假设完整的字符串可能是作为字符串读取的完整文件。以上是搜索的有效方式还是其他更好的方式或最快的方式？

谢谢

Answer 1

您可以只形成要搜索的单词的正则表达式交替，然后针对该正则表达式进行一次搜索：

public static int matchesInString(String fullString, String regex) {
    int count = 0;

    Pattern r = Pattern.compile(regex);
    Matcher m = r.matcher(fullString);

    while (m.find())
        ++count;

    return count;
}

String fullString = "one is a good one. two is ok. three is three. four is four. five is not four";
String[] severalStringArray = { "one", "two", "three", "four" };
String regex = "\\b(?:" + String.join("|", severalStringArray) + ")\\b";

int count = matchesInString(fullString, regex);
System.out.println("There were " + count + " matches in the input");

打印出来：

输入中有 8 个匹配项

请注意，上面示例中使用的正则表达式模式是：

\b(?:one|two|three|four)\b

Answer 2

正则表达式

您的问题可以使用 regex（正则表达式）来解决。正则表达式是一种帮助您匹配字符串中的模式的工具。此模式可以是一个单词，也可以是一组字符。

Java 中的正则表达式

在 Java 中，有两个对象可以帮助您处理正则表达式：Pattern 和 Matcher。

您可以在下面看到一个示例，用于在 Java 中搜索字符串 stackoverflowXstackoverflowXXXstackoverflowXX 中是否存在单词 stackoverflow。

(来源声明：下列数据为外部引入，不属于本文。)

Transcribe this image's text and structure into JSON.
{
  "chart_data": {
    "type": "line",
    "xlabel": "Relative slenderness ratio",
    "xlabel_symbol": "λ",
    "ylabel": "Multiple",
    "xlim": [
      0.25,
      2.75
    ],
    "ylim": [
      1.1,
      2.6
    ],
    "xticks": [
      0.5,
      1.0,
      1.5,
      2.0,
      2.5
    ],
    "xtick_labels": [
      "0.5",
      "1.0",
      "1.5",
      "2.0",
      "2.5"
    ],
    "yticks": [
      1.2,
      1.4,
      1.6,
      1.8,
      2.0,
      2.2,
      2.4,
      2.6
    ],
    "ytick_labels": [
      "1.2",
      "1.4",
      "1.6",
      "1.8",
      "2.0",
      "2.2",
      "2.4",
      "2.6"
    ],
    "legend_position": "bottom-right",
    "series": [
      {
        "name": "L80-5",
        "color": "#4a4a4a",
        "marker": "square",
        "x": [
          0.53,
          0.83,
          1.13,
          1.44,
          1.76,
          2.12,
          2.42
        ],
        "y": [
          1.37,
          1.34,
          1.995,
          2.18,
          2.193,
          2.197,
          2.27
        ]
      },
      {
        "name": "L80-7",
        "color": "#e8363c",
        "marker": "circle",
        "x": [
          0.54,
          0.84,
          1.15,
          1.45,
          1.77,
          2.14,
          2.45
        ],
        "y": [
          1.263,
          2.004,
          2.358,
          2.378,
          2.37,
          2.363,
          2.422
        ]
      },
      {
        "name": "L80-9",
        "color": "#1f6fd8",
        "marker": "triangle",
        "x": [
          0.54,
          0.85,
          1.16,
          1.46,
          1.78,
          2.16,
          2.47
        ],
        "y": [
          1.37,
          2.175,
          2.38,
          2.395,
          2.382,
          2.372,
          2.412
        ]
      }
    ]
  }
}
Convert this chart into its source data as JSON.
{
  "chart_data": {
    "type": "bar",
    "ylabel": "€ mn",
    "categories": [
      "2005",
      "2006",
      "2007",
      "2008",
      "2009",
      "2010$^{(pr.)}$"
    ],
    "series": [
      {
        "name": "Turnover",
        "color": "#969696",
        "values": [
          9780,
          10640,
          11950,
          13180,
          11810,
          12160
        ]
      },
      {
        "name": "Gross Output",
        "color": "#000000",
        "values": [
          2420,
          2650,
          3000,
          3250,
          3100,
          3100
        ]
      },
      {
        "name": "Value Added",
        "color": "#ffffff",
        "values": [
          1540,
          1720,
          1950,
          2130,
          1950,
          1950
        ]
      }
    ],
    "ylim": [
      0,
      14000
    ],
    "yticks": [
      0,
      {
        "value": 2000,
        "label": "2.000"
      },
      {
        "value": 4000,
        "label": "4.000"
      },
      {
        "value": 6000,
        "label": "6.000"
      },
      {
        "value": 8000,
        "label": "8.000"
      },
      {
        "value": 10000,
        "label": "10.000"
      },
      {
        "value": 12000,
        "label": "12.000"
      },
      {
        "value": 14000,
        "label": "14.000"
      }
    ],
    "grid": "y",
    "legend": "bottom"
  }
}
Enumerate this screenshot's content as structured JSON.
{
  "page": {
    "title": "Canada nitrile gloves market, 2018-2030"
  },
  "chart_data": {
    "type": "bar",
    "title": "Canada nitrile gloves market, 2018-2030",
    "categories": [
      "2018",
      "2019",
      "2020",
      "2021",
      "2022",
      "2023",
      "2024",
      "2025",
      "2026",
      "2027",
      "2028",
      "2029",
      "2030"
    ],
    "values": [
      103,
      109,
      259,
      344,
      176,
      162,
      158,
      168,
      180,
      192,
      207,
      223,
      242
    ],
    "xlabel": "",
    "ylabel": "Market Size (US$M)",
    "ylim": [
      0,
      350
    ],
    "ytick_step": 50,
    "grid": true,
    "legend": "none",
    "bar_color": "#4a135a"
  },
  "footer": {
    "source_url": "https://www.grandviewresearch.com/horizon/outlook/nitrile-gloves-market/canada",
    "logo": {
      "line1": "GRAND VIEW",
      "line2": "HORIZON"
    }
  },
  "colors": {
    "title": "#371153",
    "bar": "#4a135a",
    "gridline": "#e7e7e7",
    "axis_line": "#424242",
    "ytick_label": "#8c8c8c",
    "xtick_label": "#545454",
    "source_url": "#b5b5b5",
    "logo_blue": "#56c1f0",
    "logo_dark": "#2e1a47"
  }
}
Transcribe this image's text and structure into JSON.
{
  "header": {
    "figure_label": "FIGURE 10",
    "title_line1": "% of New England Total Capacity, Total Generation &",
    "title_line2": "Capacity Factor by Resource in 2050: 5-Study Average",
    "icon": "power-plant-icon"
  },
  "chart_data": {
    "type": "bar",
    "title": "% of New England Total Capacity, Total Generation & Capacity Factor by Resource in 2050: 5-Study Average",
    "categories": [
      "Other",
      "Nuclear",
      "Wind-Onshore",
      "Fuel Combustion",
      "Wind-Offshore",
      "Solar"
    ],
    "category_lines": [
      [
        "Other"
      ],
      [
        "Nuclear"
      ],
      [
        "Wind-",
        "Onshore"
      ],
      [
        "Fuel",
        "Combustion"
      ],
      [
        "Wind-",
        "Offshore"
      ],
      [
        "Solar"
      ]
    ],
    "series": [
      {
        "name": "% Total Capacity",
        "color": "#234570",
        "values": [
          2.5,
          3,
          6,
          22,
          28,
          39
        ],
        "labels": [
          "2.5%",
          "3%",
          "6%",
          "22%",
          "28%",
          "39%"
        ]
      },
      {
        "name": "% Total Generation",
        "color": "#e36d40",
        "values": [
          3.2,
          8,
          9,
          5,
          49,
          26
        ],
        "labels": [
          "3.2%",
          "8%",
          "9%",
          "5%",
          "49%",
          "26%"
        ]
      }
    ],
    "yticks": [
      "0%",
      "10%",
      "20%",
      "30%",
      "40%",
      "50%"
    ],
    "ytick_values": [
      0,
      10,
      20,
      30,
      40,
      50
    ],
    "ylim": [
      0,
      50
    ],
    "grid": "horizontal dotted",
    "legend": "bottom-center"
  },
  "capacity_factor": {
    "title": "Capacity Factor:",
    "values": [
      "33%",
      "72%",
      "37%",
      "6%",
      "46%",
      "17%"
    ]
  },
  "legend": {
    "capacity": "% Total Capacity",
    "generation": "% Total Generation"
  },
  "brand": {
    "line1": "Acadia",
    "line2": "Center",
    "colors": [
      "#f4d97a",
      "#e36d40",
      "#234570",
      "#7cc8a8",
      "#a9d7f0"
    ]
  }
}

String pattern = "stackoverflow";
String stringToExamine = "stackoverflowXstackoverflowXXXstackoverflowXX";

Pattern patternObj = Pattern.compile(pattern);
Matcher matcherObj = patternObj.matcher(stringToExamine);

计算一个单词在给定字符串中出现的次数

正如here 所写，您有不同的解决方案，具体取决于您的 Java 版本：

Java 9+

long matches = matcherObj.results().count();

较早的 Java 版本

int count = 0;
while (matcherObj.find())
    count++;

问题中的正则表达式

您使用一种方法来计算一个单词在文本（字符串）中出现的次数，您可以像这样修改它：

Java 9+

public static int matchesInString(String fullString, String pattern)
{
    Pattern patternObj = Pattern.compile(pattern);
    Matcher matcherObj = patternObj.matcher(fullString);
    
    return matcherObj.results().count();
}

较早的 Java 版本

public static int matchesInString(String fullString, String pattern)
{
    int count = 0;

    Pattern patternObj = Pattern.compile(pattern);
    Matcher matcherObj = patternObj.matcher(fullString);
    
    while (matcherObj.find())
        count++;
        
    return count;
}

Answer 3

其实最快的方法是先扫描字符串，统计所有存在的单词，保存到Map。然后只选择所需的单词。

简单点！ regular expression 对于这个简单的任务来说太复杂且效率不高。让我们用悍马解决它！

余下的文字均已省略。